Motorcycle Adventure Book Archive Showing Early Fictional Uses of Motor Travel, Scouting, and Wartime Dispatch Riding, 1910 to 1918
Archive
Motorcycle adventure book archive, 1910 to 1918, gathers three early twentieth-century juvenile novels that used the motorcycle as a symbol of speed, independence, mechanical ingenuity, and modern mobility. The grouping belongs to American youth literature and transportation culture, illustrating how boys’ series fiction translated new motor technologies into stories of exploration, problem-solving, scouting, and wartime service.
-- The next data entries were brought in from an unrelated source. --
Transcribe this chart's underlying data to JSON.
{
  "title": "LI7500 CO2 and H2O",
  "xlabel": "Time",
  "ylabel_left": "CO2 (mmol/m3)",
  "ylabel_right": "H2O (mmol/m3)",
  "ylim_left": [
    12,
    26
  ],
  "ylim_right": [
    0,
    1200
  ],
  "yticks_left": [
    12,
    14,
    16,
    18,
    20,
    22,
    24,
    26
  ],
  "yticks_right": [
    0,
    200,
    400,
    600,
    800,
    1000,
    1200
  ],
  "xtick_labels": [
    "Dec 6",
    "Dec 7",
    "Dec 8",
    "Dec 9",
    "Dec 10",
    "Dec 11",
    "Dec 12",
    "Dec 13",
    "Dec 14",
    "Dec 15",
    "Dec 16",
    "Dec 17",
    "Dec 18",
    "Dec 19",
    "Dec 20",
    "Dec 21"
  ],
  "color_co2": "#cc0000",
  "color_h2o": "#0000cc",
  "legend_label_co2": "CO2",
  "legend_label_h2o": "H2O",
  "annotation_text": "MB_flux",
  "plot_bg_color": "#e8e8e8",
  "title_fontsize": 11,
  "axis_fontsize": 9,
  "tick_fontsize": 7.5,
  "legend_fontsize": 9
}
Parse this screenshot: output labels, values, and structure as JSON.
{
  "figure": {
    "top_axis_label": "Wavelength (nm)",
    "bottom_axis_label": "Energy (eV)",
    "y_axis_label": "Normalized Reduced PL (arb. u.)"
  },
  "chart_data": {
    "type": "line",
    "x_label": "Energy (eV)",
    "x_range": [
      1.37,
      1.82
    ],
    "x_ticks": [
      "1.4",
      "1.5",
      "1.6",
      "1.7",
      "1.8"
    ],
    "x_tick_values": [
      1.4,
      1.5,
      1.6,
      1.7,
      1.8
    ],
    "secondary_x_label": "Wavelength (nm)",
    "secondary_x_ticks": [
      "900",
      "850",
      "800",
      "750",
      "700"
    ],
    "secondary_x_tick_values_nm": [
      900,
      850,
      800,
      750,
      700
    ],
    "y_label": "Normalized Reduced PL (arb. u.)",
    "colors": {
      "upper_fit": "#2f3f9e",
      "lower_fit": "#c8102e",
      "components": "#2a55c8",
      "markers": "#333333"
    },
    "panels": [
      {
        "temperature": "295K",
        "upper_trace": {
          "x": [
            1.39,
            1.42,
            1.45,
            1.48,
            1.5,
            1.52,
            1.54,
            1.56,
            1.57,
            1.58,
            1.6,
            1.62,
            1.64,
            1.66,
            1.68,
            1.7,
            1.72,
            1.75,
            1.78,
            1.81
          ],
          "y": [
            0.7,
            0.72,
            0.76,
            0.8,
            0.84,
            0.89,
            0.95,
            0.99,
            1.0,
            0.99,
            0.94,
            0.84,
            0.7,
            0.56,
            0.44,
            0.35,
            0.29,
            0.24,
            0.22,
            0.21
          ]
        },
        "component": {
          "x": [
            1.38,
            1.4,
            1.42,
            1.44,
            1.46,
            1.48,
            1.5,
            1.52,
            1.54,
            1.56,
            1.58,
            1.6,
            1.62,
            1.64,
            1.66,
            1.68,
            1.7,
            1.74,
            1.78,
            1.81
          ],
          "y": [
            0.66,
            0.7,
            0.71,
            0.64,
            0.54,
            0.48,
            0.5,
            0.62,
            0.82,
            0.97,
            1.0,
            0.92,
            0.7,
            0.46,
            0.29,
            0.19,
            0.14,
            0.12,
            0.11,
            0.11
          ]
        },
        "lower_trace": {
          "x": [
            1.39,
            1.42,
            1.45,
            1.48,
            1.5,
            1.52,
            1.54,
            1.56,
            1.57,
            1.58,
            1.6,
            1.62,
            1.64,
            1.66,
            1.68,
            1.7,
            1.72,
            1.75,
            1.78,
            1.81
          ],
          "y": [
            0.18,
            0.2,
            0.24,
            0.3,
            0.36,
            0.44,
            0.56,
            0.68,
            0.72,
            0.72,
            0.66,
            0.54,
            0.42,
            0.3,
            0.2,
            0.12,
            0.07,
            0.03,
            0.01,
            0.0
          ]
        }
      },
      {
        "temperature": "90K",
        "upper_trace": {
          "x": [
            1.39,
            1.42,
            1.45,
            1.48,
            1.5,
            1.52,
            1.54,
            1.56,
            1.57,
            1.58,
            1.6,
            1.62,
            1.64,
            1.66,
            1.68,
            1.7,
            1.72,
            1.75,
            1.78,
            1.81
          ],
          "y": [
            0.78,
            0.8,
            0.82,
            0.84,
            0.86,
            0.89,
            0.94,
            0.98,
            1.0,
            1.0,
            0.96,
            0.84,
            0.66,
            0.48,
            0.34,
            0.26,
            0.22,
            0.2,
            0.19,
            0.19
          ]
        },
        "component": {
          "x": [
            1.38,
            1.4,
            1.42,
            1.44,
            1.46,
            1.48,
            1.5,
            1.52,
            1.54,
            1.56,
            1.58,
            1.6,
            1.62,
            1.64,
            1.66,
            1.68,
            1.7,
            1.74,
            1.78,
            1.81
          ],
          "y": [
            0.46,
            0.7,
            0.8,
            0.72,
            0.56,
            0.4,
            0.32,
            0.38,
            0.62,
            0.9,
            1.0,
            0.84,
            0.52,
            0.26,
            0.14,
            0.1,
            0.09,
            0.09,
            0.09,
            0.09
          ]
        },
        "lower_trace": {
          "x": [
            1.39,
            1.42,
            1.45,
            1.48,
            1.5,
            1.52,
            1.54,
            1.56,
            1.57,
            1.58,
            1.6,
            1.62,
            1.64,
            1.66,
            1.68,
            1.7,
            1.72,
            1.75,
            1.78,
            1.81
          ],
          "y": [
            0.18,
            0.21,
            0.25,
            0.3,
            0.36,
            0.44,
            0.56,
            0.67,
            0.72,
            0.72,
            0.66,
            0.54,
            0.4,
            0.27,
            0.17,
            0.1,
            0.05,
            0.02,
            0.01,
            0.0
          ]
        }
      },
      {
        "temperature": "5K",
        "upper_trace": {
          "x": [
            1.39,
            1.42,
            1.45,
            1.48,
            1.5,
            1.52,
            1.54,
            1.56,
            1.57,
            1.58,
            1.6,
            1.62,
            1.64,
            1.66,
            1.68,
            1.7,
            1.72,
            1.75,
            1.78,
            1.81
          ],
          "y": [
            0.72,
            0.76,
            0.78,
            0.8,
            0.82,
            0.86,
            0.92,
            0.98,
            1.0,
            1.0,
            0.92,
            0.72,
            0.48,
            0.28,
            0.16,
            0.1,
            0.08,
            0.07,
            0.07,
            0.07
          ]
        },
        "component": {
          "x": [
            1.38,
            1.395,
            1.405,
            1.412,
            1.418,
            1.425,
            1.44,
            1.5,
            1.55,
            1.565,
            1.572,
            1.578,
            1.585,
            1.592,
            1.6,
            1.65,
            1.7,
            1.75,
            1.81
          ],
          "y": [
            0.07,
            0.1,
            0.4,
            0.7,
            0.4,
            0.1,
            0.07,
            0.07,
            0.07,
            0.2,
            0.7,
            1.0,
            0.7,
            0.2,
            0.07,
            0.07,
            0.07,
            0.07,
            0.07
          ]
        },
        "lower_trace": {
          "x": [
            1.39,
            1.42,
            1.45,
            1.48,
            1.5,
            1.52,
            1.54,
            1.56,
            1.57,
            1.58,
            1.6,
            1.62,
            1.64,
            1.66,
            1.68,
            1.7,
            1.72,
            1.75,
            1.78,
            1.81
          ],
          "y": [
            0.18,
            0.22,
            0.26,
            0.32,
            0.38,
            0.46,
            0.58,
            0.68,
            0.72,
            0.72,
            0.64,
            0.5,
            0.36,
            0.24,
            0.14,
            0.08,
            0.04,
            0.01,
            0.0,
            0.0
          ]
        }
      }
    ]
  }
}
Rather than documenting motorcycling as a subculture in the later sense, the books show how motorcycles entered popular fiction as instruments of movement across towns, roads, camps, and military landscapes, giving young readers a narrative form for imagining modern travel, outdoor self-reliance, and technological competence.The archive consists of three hardcover books published between 1910 and 1918, each approximately 200 pages and measuring about 5.25 x 7.75 inches. The books include illustrations and maps throughout, with one volume containing photographs on the pastedowns and two volumes including photographs on the publishing page. Collectively, the archive documents the early literary treatment of motorcycling across three overlapping contexts: invention fiction, Boy Scout adventure, and World War I messenger service. The physical group also preserves the publishers’ commercial presentation of motorcycle adventure through illustrated covers, series formats, and pictorial apparatus designed for young readers.
[1] Appleton, Victor. Tom Swift and His Motor Cycle. New York: Grosset & Dunlap, 1910. First edition hardcover with dust jacket. Early Tom Swift adventure using the motorcycle as an emblem of mechanical modernity and youthful mobility, placing motor travel within the broader culture of invention, speed, and technical problem solving associated with the series. [2] Ralphson, G. Harvey. Boy Scouts on Motorcycles or With the Flying Squadron. Chicago: M. A. Donohue & Company, 1912. First edition hardcover. Juvenile scouting adventure that links motorcycles to organized boys’ outdoor culture, group travel, and the expanding possibilities of overland movement before the automobile had fully displaced other forms of motorized road travel. [3] Fitzhugh, Percy Keese. Tom Slade Motor Cycle Dispatch Bearer. New York: Grosset & Dunlap, 1918. First edition hardcover. Wartime juvenile novel placing the motorcycle within the military role of dispatch carrying, connecting boys’ adventure fiction to World War I service, communications, and patriotic mobility. Covers clean and textblocks tight, with slight age wear to spines and edges; Boy Scouts on Motorcycles has front cover and front free endpaper separated from the spine but still attached by the binding; overall very good. Cohesive archive showing how early American juvenile fiction made the motorcycle a vehicle for modern youth, national movement, and technological imagination.